The court held that it was not a case of Nudum pactum, and there was consideration involved on the part of both the parties. The court firstly stated the definition of ‘consideration’ given in Nisi Privis, which was adopted and cited by Tindal C J in Laythorp v. Bryant, as “Any act of the plaintiff from which the defendant derives a benefit or advantage, or any labour, detriment, or inconvenience suffered by the plaintiff, provided such act is performed or such inconvenience suffered by the plaintiff, with the consent, either express or implied, of the defendant. The court applied this definition to the facts of the case, and analysed that the acts of the plaintiff, of using the smoke balls for a fortnight, was enough consideration on their part, and the fact that the defendants received a benefit from this user as she purchased their product, and also, they benefited indirectly from their promise, as it boosted their sales, was enough consideration on their part, thus ruling that there was consideration involved.
Thus, having given its judgment, the court ruled in favour of the respondents (Louisa Carlill) and dismissed the appeal from the company, unanimously. There was a disagreement however, between Lidley LJ, and Bowen LJ as to what was the time period in which a claim could be brought to court, with the former saying that a reasonable time has to be ascertained, where as the latter said that a claim could be brought only when the smoke balls were being used.

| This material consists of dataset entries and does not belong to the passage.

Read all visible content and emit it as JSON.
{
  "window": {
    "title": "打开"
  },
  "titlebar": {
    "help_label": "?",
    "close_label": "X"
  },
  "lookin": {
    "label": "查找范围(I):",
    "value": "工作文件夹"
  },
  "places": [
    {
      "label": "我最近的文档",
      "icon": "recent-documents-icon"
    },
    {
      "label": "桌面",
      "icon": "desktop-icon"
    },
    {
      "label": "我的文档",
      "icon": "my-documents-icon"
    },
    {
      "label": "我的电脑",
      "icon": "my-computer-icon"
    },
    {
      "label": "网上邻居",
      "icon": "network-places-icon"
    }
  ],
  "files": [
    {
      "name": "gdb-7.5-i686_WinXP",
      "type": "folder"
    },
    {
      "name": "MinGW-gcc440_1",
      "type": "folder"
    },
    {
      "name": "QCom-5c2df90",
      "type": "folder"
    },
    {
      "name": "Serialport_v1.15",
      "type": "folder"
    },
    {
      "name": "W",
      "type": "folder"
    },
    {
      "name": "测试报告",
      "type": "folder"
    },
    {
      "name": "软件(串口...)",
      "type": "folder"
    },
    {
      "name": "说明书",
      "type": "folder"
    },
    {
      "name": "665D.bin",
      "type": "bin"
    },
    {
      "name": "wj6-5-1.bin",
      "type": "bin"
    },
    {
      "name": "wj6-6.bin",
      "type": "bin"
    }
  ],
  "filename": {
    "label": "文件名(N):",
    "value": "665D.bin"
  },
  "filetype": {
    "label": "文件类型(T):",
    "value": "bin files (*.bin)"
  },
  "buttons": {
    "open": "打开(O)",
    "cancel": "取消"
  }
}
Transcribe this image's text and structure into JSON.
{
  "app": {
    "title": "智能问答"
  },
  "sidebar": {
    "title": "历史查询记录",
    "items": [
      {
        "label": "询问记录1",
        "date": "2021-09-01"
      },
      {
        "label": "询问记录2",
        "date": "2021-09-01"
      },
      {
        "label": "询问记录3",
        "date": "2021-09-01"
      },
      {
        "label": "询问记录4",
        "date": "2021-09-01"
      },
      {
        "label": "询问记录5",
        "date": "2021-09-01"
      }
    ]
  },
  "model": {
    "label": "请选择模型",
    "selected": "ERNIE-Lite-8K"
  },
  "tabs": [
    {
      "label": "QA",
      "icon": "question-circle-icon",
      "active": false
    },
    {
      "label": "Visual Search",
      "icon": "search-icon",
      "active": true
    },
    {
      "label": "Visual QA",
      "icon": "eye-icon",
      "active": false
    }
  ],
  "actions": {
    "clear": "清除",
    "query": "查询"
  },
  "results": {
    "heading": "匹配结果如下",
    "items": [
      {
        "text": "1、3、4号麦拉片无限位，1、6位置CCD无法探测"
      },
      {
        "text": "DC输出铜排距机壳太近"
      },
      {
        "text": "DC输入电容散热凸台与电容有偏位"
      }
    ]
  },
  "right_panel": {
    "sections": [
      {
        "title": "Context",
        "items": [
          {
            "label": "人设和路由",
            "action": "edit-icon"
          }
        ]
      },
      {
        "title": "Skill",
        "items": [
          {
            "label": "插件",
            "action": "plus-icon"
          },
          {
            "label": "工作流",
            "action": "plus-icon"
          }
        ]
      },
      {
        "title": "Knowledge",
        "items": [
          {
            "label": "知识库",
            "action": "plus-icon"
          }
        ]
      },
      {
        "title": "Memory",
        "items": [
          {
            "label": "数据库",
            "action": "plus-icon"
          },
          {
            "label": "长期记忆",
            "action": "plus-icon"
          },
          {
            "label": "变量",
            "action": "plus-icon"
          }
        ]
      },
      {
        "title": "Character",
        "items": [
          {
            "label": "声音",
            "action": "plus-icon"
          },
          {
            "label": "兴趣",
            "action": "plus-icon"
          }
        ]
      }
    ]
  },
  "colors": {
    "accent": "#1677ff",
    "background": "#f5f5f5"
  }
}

However, this was not a major issue, as the plaintiff was using the medicine when she contracted influenza. Issue that was not determined by the court: In this case, the performance of the condition by the respondent was involuntary. Though the court decided the case in the respondent’s favour, it neither brought up this issue, nor provided any answers to the questions raised by the counsel for the petitioners in this regard, and this, in my opinion, was an issue that needed conclusive ruling upon. Analysis on whether the issues were framed properly or not:
Before going into the analysis of whether the issues were framed properly or not, it is necessary to look into the arguments advanced by counsels appearing on either sides, both in the Queen’s Bench, and the Court of Appeal. Briefly stating, there were three issues raised by the defendants in the lower court, that it was not intended to be a contract, that even if it is a contract, it comes under the category of wagering contract, which is unlawful, and even if it doesn’t come under a wagering contract, it was an insurance policy, but cannot be enforceable as it did not follow the prescribed form of stating people’s names.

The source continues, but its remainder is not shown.